48. A fuel cell system comprising:

a main fuel valve;

a main bleed outlet;

a plurality of fuel cell sub-systems having respective fuel inlets coupled to the auxiliary fuel valves, having respective outlets coupled to the auxiliary bleed valves, and having respective polymer electrolyte membranes between the fuel inlets and fuel outlets;

a pressure transducer in pressure sensing relation to each fuel cell sub-system; and

a controller coupled in controlling relation to the main and auxiliary fuel and bleed valves and configured to control the auxiliary fuel and auxiliary bleed valves to pressure test certain of the sub-systems one at a time by supplying fuel to the tested sub-system, while the auxiliary bleed valve for the tested sub-system is closed, until the pressure of the tested sub-system reaches a predetermined level, then discontinuing the supply of fuel to the tested sub-system and monitoring if pressure of the tested sub-system drops by more than a predetermined amount during a predetermined amount of time using the pressure transducer that is in pressure sensing relation to the sub-system being tested.

49. A fuel cell system in accordance with claim 48 wherein the controller effects sequential testing of all sub-systems.

50. A fuel cell system in accordance with claim 49 wherein the controller causes the sequential testing to be performed periodically.

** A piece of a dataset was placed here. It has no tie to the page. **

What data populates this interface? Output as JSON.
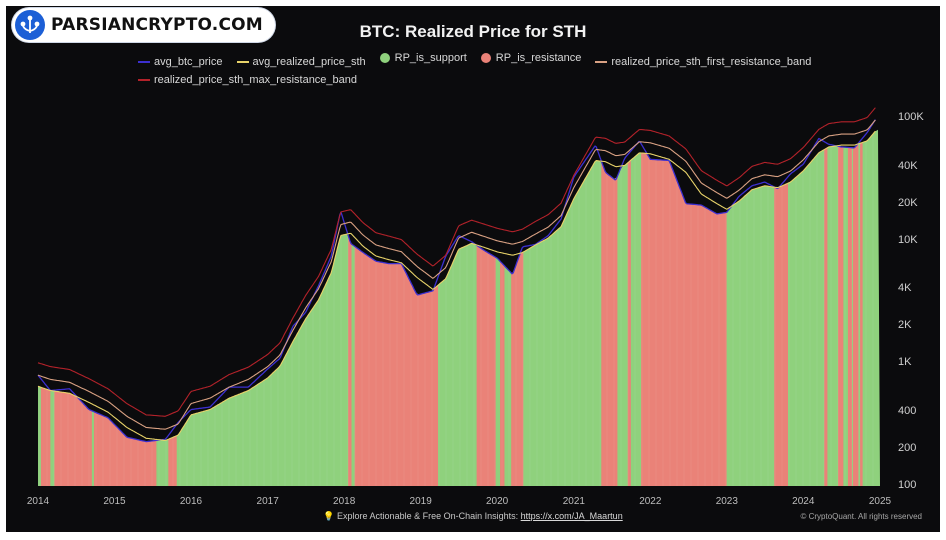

51. A fuel cell system in accordance with claim 48 wherein the controller effects the one at a time pressure testing of sub-systems at scheduled times

52. A fuel cell system in accordance with claim 48 wherein the controller discontinues the supply of fuel to the tested sub-system by closing the auxiliary fuel valve for the tested sub-system while the main fuel valve is open and other auxiliary fuel valves are open.

53. A fuel cell system in accordance with claim 48 wherein, while the controller effects testing of one sub-system, the controller causes fuel to be supplied to other sub-systems and those other sub-systems continue to operate.

54. A fuel cell system in accordance with claim 53 and further comprising a rack defining a plurality of compartments respectively in fluid communication with auxiliary fuel and bleed valves, and wherein the sub-systems are cartridges that are removable from the rack by hand.

55. A fuel cell system in accordance with claim 48 and further comprising a communications interface coupled to the controller, wherein the controller effects a communication requesting service, using the communications interface, in response to the controller determining that a sub-system failed a leak test.

56. A fuel cell system in accordance with claim 55 wherein the communications interface comprises a dialer configured to call a number, and wherein the communications interface plays a prerecorded message when the call is answered, in response to the controller determining that a sub-system failed a leak test.

57. A fuel cell system in accordance with claim 55 wherein the communications interface sends an e-mail, in response to the controller determining that a sub-system failed a leak test.

58. A fuel cell system in accordance with claim 55 wherein the communications interface sends a page to a pager, in response to the controller determining that a sub-system failed a leak test.